The sticking point of prejudice against Tokue's condition looms large, and begins to disintegrate their business success, in an almost wordless segment, Tokue knowingly bows out, and by the time Sentaro and Wakana finally visit her in the verdant sanatorium, Tokue looks rather anemic and we realize, the elision of lachrymose and saccharine is right around the next corner. The film may as well bring down its curtain there, without gilding the lily with the subsequent voice-over heavy addendum from both Tokue and Sentaro, the former passing her final animistic wisdom to exhort him (and audience alike), whereas the latter, finally lets on his tale of woe in misty-eyes.
What comes off squeaky clean is the two central performances, the venerable Kirin Kiki brilliantly conveys Tokue's senescence with sublime precision and then countervails it with a buoyant earnestness, balancing a fine line between dotty and astute, but never for a minute, sags into self- pity or mawkishness. In the case of Masatoshi Nagase, who is slated for a very different task to grapple with, Sentaro is in a way, self-ostracized under his carapace of miserabilism, and Nagase commendably curves out a lucid contour of Sentaro's inscape with great restraint and subtlety.
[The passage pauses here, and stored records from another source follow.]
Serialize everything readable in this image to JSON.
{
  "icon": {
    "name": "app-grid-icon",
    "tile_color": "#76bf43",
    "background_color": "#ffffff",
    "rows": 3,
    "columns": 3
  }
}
In the main, SWEET BEAN is a potently therapeutic melodrama, a tad errs on the side of sentimentality, but it is more like a fly in the ointment than a wrench in the works, moreover, Naomi Kawase's humane tack of storytelling and gossamer tangibility of the mise-en-scène, do speak volumes among the burgeoning conglomerate comprises of the ever-expanding working female filmmakers today.